Later, we talked about some short-term career options for me.  “I don’t know if I can support the running and the writing,” he said honestly.

I was annoyed by that; and at the same time, I understand.  My fitness goals – and my blogging about them –  aren’t bringing in any money for the family.  I know J wants me to be healthy and happy, but there needs to be balance.  I’m not willing to give up either at this point.  (And come January, I’ll have to add graduate classes back into the mix.)

And so I started brainstorming, as you do.  I’d like to feel more in control of my time, and the only way I know how to do that is to plan.  So, October’s resolutions:

  1. Weekly planning sessions.  If I want to accomplish my goals, I’ll need to allocate my time better.  To this end, each Sunday I’ll sit down and plan out my week.  Things to think about?  Exercise.  J will be away for a few days this week, so I’m having our babysitter come over for a few hours while H is at school so I can go for my runs.  Other than that, I can do workout DVDs while the kids nap.  Other things to knock out?  Meal planning.  So far I have our dinners covered, but I need to get breakfast and lunch under control too.  And how about time to write?  This one’s tricky.  I’d love to wake early and bang it out, but that will depend on what kind of night’s sleep we’ve had.  I have jotted down some topic ideas for the week, so that ought to take the pressure off a bit.  (Sidenote: Hendrik just woke up from his nap and bounded into my office.  “What are you doing, Mommy?” he asked in his sleepy voice.  And then: “You want to go to Starbucks?”)
  2. No convenience food!  Let’s keep this going, shall we?  And this month, we’ll be perfection.

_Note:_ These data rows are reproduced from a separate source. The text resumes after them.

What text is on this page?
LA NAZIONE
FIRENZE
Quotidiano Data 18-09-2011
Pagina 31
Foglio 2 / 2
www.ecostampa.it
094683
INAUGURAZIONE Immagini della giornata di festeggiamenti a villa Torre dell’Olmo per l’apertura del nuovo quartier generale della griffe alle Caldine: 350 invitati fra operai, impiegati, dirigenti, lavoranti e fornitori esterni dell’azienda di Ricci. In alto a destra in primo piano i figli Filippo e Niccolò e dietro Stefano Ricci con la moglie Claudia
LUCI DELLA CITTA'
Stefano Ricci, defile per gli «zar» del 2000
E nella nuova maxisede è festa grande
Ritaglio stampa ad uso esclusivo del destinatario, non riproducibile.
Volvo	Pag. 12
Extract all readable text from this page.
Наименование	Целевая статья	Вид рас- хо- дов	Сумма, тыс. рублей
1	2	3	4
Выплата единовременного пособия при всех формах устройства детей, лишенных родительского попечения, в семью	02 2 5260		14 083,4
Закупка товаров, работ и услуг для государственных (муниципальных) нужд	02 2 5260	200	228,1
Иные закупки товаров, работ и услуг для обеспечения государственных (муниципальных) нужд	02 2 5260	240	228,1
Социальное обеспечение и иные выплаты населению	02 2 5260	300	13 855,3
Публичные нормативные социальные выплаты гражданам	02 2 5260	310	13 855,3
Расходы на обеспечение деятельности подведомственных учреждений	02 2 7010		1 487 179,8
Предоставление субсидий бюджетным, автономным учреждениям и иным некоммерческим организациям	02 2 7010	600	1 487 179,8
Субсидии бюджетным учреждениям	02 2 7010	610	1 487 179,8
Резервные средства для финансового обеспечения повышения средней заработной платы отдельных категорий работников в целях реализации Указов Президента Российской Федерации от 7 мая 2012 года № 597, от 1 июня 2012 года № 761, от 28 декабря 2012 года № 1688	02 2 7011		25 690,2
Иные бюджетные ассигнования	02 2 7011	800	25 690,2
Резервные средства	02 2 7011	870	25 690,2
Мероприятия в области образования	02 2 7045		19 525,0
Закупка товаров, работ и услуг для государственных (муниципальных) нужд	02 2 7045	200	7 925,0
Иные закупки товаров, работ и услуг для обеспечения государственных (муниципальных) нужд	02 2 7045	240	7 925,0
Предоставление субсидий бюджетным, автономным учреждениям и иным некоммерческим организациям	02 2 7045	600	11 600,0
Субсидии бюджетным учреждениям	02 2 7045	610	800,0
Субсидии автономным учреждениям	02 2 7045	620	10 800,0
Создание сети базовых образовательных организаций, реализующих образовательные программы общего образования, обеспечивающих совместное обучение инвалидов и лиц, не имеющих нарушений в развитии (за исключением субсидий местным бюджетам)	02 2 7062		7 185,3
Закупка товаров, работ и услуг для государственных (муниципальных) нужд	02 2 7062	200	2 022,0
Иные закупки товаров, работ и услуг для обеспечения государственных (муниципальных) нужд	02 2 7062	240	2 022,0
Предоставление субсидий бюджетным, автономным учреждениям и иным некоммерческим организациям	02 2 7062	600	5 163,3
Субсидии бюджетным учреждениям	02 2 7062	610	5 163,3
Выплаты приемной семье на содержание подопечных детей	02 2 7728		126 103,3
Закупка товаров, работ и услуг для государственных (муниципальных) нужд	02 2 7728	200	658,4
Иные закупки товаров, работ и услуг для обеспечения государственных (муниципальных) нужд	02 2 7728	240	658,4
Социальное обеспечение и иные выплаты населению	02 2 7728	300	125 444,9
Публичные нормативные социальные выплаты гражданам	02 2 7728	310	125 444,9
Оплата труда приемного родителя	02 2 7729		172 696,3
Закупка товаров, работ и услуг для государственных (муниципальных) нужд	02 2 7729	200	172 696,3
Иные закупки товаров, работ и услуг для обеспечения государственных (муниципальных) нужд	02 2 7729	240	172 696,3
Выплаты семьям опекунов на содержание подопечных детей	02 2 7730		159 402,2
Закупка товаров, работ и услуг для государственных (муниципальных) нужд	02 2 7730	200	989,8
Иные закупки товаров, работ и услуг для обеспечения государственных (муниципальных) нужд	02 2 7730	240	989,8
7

Finally, I read Runner’s World here and there yesterday while I was nursing Ailie.  I found it oddly comforting (and a bit unsettling) that this particular issue mentioned the 1952 Helsinki Olympics in two separate instances. (My grandmother, Stina, who passed away in July, participated in the Opening Ceremony.  My great uncle, Kurt, competed on the Finnish men’s rowing team.)  There was also an article about the steep incline on Pike’s Peak in Colorado Springs, where my grandmother lived for the last 22 years of her life (and which we visited together many times).

I think she’s looking out for me.  She’s saying: keep going.